The Emmy- and Tony-winning actor first was elected head of the Screen Actors Guild in 2009 and became one of the co-Presidents of the merged union when SAG and AFTRA finally formally joined in 2012. Howard become the sole leader of the 160,000-member union in 2013 and was re-elected last year.
Following protocol, SAG-AFTRA Executive Vice President Gabrielle Carteris now is Acting President of the union. The former 90210 actress and longtime union activist was elected EVP of the melded union in September 2013 and also re-elected last year.
Kenneth Joseph Howard Jr was born on March 28, 1944, in El Centro, CA. Long before getting in front of the camera, he was a page at NBC’s The Tonight Show With Johnny Carson in NYC while on his summer breaks from Amherst College. He later graduated from Yale.
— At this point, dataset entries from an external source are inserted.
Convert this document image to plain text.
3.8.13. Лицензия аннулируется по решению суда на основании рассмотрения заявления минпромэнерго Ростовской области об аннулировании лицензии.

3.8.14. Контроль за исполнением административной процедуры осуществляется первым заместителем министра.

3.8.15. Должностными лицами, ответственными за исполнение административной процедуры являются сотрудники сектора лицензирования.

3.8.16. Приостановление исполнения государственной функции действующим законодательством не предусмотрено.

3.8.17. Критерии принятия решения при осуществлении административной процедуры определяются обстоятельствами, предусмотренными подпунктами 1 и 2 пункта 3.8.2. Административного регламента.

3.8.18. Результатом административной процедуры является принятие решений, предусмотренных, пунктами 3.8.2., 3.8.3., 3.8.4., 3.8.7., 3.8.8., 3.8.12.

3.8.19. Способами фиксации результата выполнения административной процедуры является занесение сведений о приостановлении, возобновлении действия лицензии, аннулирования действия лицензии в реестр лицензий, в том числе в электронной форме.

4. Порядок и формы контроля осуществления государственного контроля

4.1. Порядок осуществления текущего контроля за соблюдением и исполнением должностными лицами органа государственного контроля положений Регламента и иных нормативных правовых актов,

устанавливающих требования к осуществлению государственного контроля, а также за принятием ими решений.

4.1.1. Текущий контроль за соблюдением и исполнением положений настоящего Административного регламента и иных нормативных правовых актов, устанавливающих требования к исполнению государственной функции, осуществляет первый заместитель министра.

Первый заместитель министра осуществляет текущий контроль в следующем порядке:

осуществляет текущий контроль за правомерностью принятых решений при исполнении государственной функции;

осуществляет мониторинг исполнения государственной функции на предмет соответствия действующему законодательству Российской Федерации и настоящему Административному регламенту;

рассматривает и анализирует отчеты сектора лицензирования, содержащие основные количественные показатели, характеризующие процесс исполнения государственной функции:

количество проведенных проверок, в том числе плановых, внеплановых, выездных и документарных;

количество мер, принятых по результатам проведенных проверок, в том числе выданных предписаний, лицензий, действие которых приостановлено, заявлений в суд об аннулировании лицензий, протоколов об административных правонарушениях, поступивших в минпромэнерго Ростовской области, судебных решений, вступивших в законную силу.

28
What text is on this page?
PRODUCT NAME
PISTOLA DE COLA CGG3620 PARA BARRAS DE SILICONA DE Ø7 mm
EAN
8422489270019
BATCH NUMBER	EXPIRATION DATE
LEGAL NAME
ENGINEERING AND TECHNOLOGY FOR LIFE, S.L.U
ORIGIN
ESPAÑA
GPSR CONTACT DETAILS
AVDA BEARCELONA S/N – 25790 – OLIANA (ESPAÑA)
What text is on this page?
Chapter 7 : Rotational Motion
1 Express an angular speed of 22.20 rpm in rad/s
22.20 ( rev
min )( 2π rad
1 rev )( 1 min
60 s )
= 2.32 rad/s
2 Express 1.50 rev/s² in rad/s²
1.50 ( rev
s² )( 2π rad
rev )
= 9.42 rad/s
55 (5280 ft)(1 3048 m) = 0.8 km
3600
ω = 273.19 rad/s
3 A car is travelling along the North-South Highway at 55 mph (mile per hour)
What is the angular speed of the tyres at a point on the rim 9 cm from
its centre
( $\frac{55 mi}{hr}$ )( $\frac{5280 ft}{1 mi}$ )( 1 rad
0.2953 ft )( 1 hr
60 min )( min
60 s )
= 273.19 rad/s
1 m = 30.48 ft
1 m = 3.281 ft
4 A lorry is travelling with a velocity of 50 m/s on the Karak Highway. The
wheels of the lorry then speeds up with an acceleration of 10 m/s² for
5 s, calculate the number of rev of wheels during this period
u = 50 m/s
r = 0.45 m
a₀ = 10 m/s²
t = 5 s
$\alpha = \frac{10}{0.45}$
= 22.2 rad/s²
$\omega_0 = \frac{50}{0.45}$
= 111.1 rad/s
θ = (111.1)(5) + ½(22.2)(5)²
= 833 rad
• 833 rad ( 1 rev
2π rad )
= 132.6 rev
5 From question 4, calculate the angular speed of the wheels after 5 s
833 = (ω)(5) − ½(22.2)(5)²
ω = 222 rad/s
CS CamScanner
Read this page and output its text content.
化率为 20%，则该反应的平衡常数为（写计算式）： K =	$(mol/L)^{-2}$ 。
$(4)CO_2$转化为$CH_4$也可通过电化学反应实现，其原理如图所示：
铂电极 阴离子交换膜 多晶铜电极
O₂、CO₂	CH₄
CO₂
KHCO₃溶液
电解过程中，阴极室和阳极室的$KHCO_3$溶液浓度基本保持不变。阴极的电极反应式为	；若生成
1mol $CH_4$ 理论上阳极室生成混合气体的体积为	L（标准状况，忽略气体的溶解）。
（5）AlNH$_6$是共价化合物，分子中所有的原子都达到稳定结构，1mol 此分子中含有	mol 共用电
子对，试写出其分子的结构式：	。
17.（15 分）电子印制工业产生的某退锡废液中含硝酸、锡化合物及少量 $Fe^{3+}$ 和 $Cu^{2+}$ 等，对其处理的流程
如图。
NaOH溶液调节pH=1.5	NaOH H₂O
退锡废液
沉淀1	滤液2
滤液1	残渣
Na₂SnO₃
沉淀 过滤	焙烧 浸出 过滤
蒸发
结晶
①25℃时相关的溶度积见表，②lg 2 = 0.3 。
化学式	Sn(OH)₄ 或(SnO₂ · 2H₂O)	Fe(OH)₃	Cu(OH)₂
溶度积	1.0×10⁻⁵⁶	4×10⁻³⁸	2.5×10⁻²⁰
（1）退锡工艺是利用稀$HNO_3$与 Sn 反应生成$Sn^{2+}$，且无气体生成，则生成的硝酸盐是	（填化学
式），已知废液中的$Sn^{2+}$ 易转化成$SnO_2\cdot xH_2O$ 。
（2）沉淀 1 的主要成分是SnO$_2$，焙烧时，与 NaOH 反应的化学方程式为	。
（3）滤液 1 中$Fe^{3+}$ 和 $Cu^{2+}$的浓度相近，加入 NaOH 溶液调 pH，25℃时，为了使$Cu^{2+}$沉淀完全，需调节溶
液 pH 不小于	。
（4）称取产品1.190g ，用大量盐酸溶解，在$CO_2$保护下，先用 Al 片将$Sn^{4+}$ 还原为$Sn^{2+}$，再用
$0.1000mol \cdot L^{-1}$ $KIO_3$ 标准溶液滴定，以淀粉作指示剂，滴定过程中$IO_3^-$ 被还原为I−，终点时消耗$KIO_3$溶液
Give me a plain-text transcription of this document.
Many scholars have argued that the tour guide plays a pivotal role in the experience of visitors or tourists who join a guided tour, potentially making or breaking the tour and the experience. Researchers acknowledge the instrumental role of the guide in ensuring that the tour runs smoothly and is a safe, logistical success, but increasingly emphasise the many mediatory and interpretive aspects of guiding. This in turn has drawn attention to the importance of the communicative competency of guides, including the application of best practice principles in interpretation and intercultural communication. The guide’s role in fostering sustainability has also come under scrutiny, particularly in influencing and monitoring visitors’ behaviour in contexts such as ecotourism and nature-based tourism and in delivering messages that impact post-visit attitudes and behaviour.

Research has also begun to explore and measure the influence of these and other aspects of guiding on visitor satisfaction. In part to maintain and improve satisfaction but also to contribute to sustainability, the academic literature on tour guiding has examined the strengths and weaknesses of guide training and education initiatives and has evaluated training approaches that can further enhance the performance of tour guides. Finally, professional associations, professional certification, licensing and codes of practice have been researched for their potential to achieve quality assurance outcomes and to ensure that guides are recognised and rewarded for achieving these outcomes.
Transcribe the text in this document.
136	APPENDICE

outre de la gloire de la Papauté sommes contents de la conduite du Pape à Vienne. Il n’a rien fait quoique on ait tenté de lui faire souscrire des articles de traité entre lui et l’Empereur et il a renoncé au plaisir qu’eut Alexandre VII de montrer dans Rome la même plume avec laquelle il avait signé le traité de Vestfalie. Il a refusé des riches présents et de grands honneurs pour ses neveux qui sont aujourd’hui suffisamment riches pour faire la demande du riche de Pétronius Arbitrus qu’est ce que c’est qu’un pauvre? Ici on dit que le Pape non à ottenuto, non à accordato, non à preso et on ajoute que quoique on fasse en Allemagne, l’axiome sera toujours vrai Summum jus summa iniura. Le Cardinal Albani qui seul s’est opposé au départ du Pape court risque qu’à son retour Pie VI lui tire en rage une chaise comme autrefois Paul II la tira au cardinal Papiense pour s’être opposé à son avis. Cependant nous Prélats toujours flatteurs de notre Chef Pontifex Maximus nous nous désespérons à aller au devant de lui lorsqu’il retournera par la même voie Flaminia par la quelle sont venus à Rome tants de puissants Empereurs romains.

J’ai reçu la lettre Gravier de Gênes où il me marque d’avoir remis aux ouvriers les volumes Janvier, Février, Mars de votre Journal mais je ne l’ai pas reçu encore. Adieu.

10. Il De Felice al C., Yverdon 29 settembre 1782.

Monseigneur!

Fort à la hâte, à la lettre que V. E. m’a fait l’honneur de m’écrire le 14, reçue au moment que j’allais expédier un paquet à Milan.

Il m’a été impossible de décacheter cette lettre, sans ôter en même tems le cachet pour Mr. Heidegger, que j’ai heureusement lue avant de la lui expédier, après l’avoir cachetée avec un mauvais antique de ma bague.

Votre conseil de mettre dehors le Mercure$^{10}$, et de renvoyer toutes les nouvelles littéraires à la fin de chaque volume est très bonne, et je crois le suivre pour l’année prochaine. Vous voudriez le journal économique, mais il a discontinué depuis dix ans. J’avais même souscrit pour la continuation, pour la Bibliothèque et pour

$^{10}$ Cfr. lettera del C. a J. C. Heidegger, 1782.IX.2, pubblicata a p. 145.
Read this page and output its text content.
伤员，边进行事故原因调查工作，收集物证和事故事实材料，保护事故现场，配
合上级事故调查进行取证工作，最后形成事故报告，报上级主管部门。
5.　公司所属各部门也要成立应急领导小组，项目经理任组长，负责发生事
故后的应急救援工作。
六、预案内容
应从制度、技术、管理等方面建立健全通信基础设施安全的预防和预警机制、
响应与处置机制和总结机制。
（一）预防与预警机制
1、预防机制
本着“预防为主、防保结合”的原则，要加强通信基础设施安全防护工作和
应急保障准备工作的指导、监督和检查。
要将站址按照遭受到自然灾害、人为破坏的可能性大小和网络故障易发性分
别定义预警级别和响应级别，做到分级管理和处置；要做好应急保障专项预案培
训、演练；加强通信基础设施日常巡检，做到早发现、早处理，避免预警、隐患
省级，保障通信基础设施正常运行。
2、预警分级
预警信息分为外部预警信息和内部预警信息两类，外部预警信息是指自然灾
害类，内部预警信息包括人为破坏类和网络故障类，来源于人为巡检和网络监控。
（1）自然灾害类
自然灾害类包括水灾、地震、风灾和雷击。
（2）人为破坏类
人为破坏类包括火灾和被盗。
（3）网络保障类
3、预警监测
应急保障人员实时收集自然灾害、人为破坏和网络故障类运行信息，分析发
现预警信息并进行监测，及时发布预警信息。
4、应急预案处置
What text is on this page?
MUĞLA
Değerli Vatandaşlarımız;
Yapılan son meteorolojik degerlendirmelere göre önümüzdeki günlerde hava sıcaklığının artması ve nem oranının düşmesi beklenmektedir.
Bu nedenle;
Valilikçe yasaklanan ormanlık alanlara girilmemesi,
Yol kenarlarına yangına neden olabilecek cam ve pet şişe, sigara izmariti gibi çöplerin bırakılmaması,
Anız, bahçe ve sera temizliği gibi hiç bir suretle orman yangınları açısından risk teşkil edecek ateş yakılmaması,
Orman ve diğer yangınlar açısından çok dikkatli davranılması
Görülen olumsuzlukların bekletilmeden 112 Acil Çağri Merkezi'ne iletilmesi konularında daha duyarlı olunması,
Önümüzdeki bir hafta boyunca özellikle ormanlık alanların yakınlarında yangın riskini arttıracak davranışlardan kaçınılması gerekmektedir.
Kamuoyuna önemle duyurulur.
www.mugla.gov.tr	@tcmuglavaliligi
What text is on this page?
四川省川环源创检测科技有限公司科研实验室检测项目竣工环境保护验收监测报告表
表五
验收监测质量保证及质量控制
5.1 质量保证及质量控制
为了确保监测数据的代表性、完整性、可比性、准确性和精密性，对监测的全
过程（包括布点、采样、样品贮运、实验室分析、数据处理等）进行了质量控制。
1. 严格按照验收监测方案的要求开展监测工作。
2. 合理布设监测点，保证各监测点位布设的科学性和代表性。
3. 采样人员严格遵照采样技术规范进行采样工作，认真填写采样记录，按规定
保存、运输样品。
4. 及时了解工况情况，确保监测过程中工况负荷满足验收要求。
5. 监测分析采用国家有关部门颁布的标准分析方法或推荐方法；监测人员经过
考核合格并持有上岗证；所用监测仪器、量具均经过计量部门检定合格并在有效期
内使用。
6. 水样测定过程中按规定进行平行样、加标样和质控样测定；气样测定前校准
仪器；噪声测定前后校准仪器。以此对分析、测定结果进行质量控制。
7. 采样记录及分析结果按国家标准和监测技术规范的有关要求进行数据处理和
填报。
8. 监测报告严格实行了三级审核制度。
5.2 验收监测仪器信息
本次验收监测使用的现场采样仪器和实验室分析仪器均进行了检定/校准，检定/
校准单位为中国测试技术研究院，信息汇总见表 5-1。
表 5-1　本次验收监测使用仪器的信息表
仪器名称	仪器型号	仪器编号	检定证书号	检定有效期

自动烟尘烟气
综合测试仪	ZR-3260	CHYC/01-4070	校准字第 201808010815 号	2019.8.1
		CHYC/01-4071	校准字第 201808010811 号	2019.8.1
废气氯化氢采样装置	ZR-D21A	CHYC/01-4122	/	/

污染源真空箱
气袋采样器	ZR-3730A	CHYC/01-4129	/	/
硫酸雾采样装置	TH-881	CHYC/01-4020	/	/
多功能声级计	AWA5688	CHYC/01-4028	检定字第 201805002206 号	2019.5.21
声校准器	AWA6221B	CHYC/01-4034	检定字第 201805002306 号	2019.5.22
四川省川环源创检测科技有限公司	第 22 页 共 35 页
In 1968, Howard made his Broadway debut in Neil Simon’s Promises, Promises. Two years later, he won a Tony for his role as a school gym teacher at a Catholic boys’ school in Robert Marasco’s Child’s Play. He starred in two groundbreaking presidential musicals — first in 1969 as Thomas Jefferson in 1776 (which is being revived in concert form next week at City Center) and then in 1976 as the President in Leonard Bernstein and Alan Jay Lerner’s 1600 Pennsylvania Avenue.
Howard most recently seen on the big screen in last year’s Joy and The Wedding Ringer and 2014’s The Judge with Robert Downey Jr. and Robert Duvall,
Originally known on the small screen for his role as an NBA player-turned-inner-city high school coach in CBS’ The White Shadow from 1978-81, Howard found a new generation of viewers with his appearances on NBC’s 30 Rock as the CEO of Kabletown. He also was a regular on the hit ’80s soap Dynasty and its spinoff The Colbys. In 2009, just before becoming SAG boss, Howard won a Primetime Emmy for his supporting actor role on HBO’s Grey Gardens.
On the night of his solid re-election last August 20, Howard said that “serving the members of Screen Actors Guild and now SAG-AFTRA has been one of the greatest privileges of my life as an actor.” The union said Wednesday that “in lieu of flowers, remembrance contributions may be made to the SAG-AFTRA Foundation and the Onyx and Breezy Foundation for the Welfare of Animals.”